Schwäbische Zeitung (Ravensburg / Weingarten)
Plötzlich Medaillenkandidat
Biathlet Doll setzt mit Massenstart-Sieg dickes Ausrufezeichen – DSV-Frauen laufen hinterher
ANTHOLZ (SID) - Nach seiner Machtdemonstration im Massenstart hatte Benedikt Doll am Sonntag zwar „muskuläre Anspannungen“, aber immer noch ein „sehr breites Grinsen“im Gesicht. „Es ist schön, dieses Gefühl genießen zu dürfen“, sagte der 31-Jährige. Dass er „unfassbar glücklich und stolz“sei, musste er nicht extra betonen. Knapp zwei Wochen vor dem Start der Olympischen Spiele in Peking (4. bis 20. Februar) unterstrich Doll am Samstag mit seinem dritten Weltcupsieg eindrucksvoll seine Medaillenambitionen, wollte aber den Druck nicht zu groß werden lassen. „Bei Olympia fängt alles wieder bei null an, aber ich kann locker und entspannt hingehen“, sagte er in der ARD.

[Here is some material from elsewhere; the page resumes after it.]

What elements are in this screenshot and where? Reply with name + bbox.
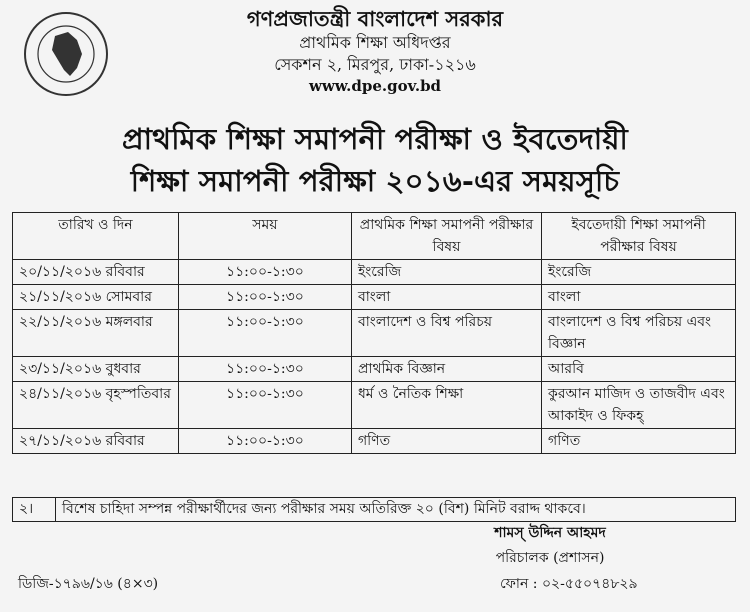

Immerhin sorgte Doll im deutschen Biathlon-Lager rechtzeitig für Aufbruchstimmung. „Mit Johannes Thingnes Bö im Laufen mitzuhalten, gibt ihm und dem ganzen Team noch einen richtigen Schub in Richtung Olympia“, sagte der Sportliche Leiter Bernd Eisenbichler nach einem „fantastischen Rennen von Benni“.
Dafür verursachen die deutschen Frauen erhebliche Sorgen. Denise Herrmann belegte bei der Generalprobe im Massenstart über 12,5 km nur den enttäuschenden 23. Platz. Zudem steht nach wie vor ein dickes Fragezeichen hinter Franziska Preuß, die sich nach Fußverletzung und Corona-Infektion in einem Wettlauf gegen die Zeit befindet. Nur der siebte Rang von Vanessa Voigt am Sonntag – ihr bestes Weltcup-Ergebnis – war halbwegs versöhnlich.
Dagegen setzte Doll über die 15 km mit dem Sieg vor den favorisierten Norwegern Bö und Sturla Holm Lägreid ein „absolutes Highlight“. Zuletzt hatte der Sprint-Weltmeister von 2017 schon mit Platz zwei im Sprint von Ruhpolding gezeigt, dass mit ihm in Peking zu rechnen sein wird. Zudem überzeugte die deutsche Ersatzstaffel um Roman Rees, die ohne Doll, Hochfilzen-Sieger Johannes Kühn sowie die in Antholz pausierenden Erik Lesser und Philipp Nawrath auskommen musste, am Sonntag über 4x7,5 km beim Sieg der Norweger überraschend mit Rang drei.
Also alles gut bei den Männern? Mitnichten! In der Mannschaft des Deutschen Skiverbandes (DSV) geht nach den Corona-Fällen von Preuß und Kühn die Angst vor weiteren Infektionen um. Doll bezeichnete die Lage zuletzt schon als „gefährlich. Es ist ziemlich ermüdend.“Auch der norwegische Weltklasseathlet Tarjei Bö äußerte in Antholz seine Sorgen. „Du hast vier Jahre trainiert. Und jetzt musst du hoffen, dass du gesund bleibst“, sagte er. Der Traum von Olympia, betonte ARD-Experte Arnd Peiffer, „könnte ganz schnell platzen“.
Dabei haben gerade die Männer um Doll in den vergangenen Wochen Medaillen-Hoffnungen geweckt. Lesser
hatte mit zwei sechsten Plätzen in Oberhof einen deutlichen Aufwärtstrend gezeigt. Kühn, der sich nach überstandener Corona-Infektion im Massenstart am Samstag wieder herantastete, hatte in Hochfilzen im Sprint triumphiert. Und auch Rees und Nawrath waren in diesem Winter schon zweimal in die Top 10 gelaufen. Bei den Männern, sagte Eisenbichler, „geht es in die richtige Richtung“.
Ab Montag bereitet sich das elfköpfige Team in einem Höhentrainingslager in Antholz auf Olympia vor. Am 31. Januar ist der Abflug von Frankfurt nach Peking geplant. Am 5. Februar findet die Mixed-Staffel statt, danach folgen die Einzelrennen der Frauen (7.2.) und Männer (8.2.). Bis dahin heißt es schlicht: „Gesund bleiben“, wie Eisenbichler sagte. „Wir müssen vermeiden, am Flughafen in Peking einen positiven PCR-Test eines Sportlers zu haben, der mit einem negativen PCR-Test kurz vorher ins Flugzeug gestiegen ist.“Dann helfen auch alle Vorleistung nichts.